Photographer Linda Troeller’s TB-AIDS Diary series features 19 pieces composed with collages of models, original Polaroids and written work of people suffering from Tuberculosis and AIDS.

Image Arts chair Don Snyder said the award-winning series would demonstrate the versatility of collage to Ryerson students. It’s a positive thing when a university can host such a well-regarded series, he said.

“I knew about Linda Troeller. I knew who she was. I’d seen her book. It took about a nano-second to say ‘yes, we want to do this,’” Snyder said.

Troeller, a New York-based photographer, produced the series in reaction to a personal diary of her mother, who suffered from Tuberculosis in the 1930s. The TB-AIDS Diary series expanded to include AIDS sufferers at the urging of Troeller’s friend, author Eric Markus. The final product embraced the relationship between the two diseases, as three quarters of AIDS sufferers today contract Tuberculosis, Troeller said.

The series has been translated into 14 languages and exhibited around the world, winning Troeller a Woman of Achievement award from New Jersey’s Rutger’s University.

Jean Mason, a professor of communications at Ryerson, came across Troeller’s work while studying the narratives of Tuberculosis sufferers.The two arranged to meet in New York, where Mason read Troeller’s mother’s diary — cover to cover.

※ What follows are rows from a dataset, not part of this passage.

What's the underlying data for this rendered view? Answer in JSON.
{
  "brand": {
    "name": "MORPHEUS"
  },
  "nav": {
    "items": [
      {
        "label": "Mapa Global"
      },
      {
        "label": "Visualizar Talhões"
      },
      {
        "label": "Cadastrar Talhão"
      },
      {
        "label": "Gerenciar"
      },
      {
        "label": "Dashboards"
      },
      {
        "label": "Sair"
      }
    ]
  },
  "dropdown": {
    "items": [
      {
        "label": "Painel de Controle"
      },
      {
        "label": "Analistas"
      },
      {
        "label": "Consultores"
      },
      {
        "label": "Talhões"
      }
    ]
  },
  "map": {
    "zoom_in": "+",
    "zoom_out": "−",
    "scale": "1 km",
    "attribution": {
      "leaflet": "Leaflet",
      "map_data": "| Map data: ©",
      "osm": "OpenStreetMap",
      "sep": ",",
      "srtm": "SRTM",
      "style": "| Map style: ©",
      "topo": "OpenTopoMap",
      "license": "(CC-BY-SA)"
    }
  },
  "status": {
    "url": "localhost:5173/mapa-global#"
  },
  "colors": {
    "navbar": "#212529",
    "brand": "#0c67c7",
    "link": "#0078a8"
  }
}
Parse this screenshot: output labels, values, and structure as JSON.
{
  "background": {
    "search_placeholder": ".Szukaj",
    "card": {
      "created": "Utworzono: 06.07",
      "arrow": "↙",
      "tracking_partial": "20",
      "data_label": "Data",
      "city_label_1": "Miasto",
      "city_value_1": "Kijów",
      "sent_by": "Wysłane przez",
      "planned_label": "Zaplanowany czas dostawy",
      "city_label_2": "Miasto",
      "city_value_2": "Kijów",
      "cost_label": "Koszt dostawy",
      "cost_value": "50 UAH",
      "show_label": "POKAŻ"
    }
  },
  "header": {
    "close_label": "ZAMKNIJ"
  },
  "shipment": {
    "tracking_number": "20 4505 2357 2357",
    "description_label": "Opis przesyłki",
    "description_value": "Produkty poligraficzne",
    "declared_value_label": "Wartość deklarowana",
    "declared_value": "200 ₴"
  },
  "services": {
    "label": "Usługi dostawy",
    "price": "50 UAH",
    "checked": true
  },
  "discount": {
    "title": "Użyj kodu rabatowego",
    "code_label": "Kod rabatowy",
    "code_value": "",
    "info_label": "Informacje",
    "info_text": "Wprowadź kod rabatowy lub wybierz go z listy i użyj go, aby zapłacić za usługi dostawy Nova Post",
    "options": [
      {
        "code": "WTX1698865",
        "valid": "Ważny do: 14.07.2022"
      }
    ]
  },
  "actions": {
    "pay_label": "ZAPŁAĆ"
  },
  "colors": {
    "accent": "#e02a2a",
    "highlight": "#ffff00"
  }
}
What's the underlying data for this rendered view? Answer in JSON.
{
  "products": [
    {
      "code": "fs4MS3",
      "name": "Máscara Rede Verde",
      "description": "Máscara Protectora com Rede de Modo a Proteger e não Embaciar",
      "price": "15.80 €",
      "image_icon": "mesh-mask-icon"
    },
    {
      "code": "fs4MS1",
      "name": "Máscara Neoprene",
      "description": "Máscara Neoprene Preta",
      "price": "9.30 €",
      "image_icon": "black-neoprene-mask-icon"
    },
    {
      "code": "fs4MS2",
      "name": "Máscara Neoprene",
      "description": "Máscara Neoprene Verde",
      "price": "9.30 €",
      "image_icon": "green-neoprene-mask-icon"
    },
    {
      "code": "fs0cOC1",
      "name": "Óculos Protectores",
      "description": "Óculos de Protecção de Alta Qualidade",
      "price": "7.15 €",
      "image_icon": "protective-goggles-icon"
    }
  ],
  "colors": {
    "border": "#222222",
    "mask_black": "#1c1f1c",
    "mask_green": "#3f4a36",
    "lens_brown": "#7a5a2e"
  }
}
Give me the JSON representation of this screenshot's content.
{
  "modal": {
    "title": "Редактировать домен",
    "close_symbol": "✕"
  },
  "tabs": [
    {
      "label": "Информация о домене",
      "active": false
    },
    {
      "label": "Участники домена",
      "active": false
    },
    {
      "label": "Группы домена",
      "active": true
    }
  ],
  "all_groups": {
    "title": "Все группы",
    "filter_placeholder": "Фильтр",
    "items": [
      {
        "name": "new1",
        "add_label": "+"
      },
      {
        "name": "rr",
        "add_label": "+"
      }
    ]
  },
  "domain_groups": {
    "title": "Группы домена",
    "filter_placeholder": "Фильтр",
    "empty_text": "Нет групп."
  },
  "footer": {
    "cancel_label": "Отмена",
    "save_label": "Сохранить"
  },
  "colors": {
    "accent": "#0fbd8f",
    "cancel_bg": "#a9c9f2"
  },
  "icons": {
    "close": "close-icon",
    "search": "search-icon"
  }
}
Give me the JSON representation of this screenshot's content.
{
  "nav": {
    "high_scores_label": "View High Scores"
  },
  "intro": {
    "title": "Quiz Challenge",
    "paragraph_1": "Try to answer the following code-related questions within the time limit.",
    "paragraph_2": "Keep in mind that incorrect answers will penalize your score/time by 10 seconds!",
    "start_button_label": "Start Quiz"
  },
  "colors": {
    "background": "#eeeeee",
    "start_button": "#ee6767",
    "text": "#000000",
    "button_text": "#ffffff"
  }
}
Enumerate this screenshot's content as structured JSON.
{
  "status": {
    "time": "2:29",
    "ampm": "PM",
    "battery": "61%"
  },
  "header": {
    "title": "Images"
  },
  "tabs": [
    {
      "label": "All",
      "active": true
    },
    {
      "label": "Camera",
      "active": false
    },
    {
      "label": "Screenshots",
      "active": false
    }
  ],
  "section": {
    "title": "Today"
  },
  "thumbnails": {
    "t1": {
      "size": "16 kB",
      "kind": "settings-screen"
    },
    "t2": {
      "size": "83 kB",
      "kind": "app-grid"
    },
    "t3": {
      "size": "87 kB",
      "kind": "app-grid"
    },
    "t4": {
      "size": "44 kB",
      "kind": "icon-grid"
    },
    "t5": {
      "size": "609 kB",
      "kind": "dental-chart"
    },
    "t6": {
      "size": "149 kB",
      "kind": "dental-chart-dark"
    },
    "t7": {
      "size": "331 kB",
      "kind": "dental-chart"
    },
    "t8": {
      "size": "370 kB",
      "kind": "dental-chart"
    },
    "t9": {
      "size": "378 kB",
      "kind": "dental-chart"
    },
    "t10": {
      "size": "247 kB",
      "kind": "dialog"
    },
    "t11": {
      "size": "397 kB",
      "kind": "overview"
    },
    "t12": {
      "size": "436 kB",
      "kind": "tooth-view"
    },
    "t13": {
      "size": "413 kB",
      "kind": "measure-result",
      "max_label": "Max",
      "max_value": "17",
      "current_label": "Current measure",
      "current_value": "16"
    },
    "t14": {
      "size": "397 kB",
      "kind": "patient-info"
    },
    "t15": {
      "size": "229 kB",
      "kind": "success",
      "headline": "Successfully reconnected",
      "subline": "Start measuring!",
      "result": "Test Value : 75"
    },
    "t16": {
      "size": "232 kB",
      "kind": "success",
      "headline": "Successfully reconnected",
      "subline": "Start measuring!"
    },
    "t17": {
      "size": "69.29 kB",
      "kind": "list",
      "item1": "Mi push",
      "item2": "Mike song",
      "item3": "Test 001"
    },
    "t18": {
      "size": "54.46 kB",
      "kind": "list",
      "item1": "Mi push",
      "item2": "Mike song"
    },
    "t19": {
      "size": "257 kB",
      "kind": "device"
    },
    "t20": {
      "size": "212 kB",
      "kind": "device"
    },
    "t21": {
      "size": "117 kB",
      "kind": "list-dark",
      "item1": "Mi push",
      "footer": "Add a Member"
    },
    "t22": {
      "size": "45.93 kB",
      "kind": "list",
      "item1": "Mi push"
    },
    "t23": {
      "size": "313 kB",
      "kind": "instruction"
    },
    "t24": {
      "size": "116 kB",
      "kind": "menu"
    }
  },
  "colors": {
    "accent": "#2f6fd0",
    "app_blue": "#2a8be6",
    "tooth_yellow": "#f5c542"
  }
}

“I just thought that we should try and bring this (exhibit) in Canada, and why not Ryerson?” Mason said.

“(The pieces) are just so much more powerful in the flesh, so to speak,” she added.

Troeller will be at Ryerson Tuesday, Nov. 7, to launch the series. Ryerson will then host a five-member “Realities and Representations” multi-disciplinary panel discussion on Thursday, Nov. 9. Speakers will include a nurse, doctor, photographer, filmmaker and an organizer of last summer’s World AIDS conference, each exploring perceptions of disease and suffering and its expression in art.

Snyder said Troeller’s career — artistically creative and experimental while remaining financially solvent — is an example that many Ryerson students hoping to pursue the creative arts could learn from.

“She’s a good model for the students here who think, ‘well, how am I going to make this work?’” Snyder said.

Troeller said her business model is simple: pick artistic projects that have a market and stick with them. She pitched her TB-AIDS Diary to health editors to raise awareness, and continues to lecture across the country — she was in Nebraska last week, New York this week, Toronto and California next.

“You have to have an art product that people have a demand for, a need for… It was in that situation that I learned how to fund being a living, working artist,” Troeller said.

Troeller had previously visited Ryerson in 1999 as a guest of the Kodak Lecture Series, where she discussed her book Erotic Lives of Women.

The exhibit runs in IMA 307 until Nov. 17.